The head of the Volkswagen Group in the United States – Michael Horn – suddenly resigns amid automaker’s struggle to strike a deal with the regulators six months after the emissions disclosures.
Nearly six months have passed since Volkswagen has admitted that it cheated on the emissions test and a recall plan for the affected cars in the United States is still far from being approved by the regulators. Amid this struggle, Volkswagen Group of America announced on Wednesday that its president and chief executive officer Michael Horn has stepped down. “Through mutual agreement with Volkswagen AG, Horn will be leaving to pursue other opportunities effective immediately,” the company said in a statement. On an interim basis, Hinrich J. Woebcken, who was recently announced as the new Head of the North American Region and Chairman of Volkswagen Group of America, will assume the role of president and CEO of Volkswagen Group of America. In January, VW named Woebcken as head of VW’s North American region, effective April 1.

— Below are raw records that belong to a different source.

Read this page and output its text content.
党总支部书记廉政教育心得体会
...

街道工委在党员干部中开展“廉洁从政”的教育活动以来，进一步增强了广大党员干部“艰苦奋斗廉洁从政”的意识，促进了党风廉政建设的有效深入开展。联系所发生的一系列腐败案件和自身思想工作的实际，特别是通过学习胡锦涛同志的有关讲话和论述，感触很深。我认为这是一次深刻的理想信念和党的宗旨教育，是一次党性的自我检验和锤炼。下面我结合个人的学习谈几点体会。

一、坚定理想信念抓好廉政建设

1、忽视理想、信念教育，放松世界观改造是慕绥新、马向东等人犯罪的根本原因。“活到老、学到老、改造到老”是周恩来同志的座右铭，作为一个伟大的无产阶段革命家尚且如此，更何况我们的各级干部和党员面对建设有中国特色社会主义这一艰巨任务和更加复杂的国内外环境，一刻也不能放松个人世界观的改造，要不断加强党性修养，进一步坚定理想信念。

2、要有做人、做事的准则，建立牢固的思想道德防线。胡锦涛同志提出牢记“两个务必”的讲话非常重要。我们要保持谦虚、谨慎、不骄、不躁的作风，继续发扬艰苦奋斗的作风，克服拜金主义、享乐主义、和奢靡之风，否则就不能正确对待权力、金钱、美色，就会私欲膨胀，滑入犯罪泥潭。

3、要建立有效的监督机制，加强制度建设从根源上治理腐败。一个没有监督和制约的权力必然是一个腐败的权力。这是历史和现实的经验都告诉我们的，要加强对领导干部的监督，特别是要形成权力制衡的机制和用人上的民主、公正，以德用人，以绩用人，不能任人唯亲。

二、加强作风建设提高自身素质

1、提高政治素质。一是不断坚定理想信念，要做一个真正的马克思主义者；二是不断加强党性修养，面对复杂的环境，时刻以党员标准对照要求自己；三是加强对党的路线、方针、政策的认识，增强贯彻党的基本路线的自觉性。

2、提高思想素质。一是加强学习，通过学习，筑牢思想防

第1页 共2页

Michael Horn assumed the role as president and CEO of Volkswagen Group of America in January 2014 and has over twenty five years of experience with the company. Prior to his current role, Horn served as the Global Head of After Sales at Volkswagen. Horn joined the German automaker in 1990 and has held many roles of responsibility within the brand over his tenure, including Head of Volkswagen sales North West Europe, Head of sales and marketing luxury class vehicles, and Head of sales for Europe.
His departure comes as VW continues to negotiate with California, the Justice Department and Environmental Protection Agency on possible fixes or buybacks for the over-polluting diesels. It faces a March 24 deadline to tell a federal judge whether it has found an acceptable technical solution.